Want to settle on a beginner method but too much choice!

Yeah; if you do RTK you need some separate plan for vocabulary. You also need an Anki deck or an RTK based website if you want to do reviews. RTK the book is also rather more “do it yourself” than WK, so it starts out suggesting mnemonics but quickly shifts to getting you to invent your own. I tend to view it as the ancestor of all these component-and-mnemonic systems, but it’s difficult to recommend in itself these days.

2 Likes

Listen to Comprehensive Beginner Japanese videos on YouTube. Game Gengo teaches Japanese through video games. There are some Japanese language learning video games like Koe. Nihongo Quest N5 and Wagotabi you can become beta testers for. Keep your eye out for Shujinkou.

1 Like

I think it’s just that. Learn some basics from textbooks or teachers first. Followed by either getting practical, or preload as many vocab or grammar as you can. As much as you are motivated, but you can make yourself motivated.

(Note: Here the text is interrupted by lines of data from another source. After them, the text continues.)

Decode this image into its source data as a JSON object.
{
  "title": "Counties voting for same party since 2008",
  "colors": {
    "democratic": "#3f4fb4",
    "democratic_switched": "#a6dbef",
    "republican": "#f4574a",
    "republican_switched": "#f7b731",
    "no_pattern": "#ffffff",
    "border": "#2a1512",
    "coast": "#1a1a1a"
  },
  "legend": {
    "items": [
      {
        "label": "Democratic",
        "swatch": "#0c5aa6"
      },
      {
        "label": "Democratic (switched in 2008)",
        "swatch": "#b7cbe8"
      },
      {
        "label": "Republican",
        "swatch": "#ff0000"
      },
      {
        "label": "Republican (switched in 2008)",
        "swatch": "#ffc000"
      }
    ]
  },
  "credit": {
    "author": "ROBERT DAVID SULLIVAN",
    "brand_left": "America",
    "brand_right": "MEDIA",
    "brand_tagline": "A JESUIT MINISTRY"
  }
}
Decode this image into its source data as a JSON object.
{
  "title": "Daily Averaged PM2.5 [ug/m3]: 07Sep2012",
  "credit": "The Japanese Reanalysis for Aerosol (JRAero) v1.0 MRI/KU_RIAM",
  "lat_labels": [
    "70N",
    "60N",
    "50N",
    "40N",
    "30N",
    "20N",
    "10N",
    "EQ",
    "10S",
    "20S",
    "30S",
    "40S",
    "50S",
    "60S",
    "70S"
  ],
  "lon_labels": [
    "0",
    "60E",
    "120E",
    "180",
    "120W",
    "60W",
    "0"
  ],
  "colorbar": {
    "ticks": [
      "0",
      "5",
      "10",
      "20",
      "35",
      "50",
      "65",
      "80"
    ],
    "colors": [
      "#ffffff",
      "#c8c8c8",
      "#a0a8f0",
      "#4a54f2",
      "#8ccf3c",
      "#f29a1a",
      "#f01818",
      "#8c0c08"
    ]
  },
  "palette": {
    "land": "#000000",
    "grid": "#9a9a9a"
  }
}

Japanese language may have a need to learn Kanji, to be able to learn (remember/recall) vocabularies well, but that’s just it. It just takes time to learn a lot of petty stuff.

2 Likes

If you have money I would buy second hand japanese children’s books for the youngest age children and then start with those with an online language translator and an online dictionary like jisho.org. If you find you are happy with online stories then read those. I have personally found that even when i spent a lot of time studying grammar in textbooks and on Bunpro i still struggled to understand sentences in the most basic primary school children’s books, so i would be wary of spending too much time with textbooks and grammar and not engaging with actual stories.